SECU - Stratum-specific Sampling Error Computation Unit code (Variable OOOO97)
is a half sample code for analysis of sampling error using the BRR method or
approximate "two-per-stratum" Taylor Series method (Kish and Hess, 1959).
Within the SR sampling error strata, the SECU half sample units are created
by dividing sample cases into random halves, SECU=1 and SECU=2. The
assignment of cases to half-samples is designed to preserve the
stratification and second stage clustering properties of the sample within an
SR stratum. Sample cases are assigned to SECU half samples based on the area
segment in which they were selected. For this assignment, sample cases were
placed in original stratification order (area segment number order) and
beginning with a random start entire area segment clusters were
systematically assigned to either SECU=1 or SECU=2.

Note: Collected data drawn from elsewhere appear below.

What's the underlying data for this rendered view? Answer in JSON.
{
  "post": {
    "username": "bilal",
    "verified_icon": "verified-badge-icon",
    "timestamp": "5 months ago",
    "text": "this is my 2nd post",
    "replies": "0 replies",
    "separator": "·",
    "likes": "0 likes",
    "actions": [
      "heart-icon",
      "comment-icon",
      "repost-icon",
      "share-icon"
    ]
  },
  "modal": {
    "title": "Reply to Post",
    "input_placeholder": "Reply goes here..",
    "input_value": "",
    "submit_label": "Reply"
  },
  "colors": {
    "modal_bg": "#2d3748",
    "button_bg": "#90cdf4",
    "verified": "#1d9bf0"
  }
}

In the general case of nonself-representing (NSR) strata, the half sample
units are defined according to the PSU to which the respondent was assigned
at sample selection (with the exception of the two unpaired NSR strata
mentioned above). That is, the half samples for each NSR sampling error
computation stratum bear a one-to-one correspondence to the sample design NSR
PSUs. The particular sample coding provided on the NES public use data set
is consistent with the "ultimate cluster" approach to complex sample variance
estimation (Kish, 1965; Kalton, 1977). Individual stratum, PSU and segment
code variables may be needed by NES analysts interested in components of
variance analysis or estimation of hierarchical models in which PSU-level and
neighborhood-level effects are explicitly estimated.

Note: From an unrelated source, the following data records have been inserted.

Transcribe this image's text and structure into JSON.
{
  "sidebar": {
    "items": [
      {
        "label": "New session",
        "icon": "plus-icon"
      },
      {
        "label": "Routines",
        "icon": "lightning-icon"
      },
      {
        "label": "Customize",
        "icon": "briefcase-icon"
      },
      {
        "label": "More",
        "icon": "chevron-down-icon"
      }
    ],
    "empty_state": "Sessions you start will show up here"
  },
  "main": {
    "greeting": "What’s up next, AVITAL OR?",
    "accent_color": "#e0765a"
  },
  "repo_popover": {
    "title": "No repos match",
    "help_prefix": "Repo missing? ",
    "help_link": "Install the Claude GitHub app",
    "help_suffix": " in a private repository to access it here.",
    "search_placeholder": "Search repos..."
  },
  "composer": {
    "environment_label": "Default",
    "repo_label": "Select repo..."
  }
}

Table 7 shows the area sample sampling error stratum and SECU codes to be
used for the paired selection model for sampling error computations for any
2000 NES analyses. Strata 01 through 26 reflect the half sample 1990
National Sample design used for the 2000 NES area sample. It can be seen
from this table that the three-digit 2000 SE code is comprised of, first, the
two-digit SE Stratum code followed by the one-digit SECU code. The RDD sample
cases are assigned to Strata 27 through 66. The RDD sample is a stratified
unclustered design. In order to reflect the stratification of the RDD frame,
the sample was sorted by area code within metropolitan status within Census
Division prior to the assignment of sampling error stratum and SECU codes.
The sorted file was then divided into groups of 20 adjacent cases to form the
strata. Within each stratum, cases were assigned alternately to each of the
pair of SECUs, 10 cases per SECU. This assignment of sampling error stratum
and SECU codes allows for design effects to be estimated for the complete NES
data set as well as separately for the RDD and area sample components.
Table 7: 2000 NES Election Study Sampling Error Codes.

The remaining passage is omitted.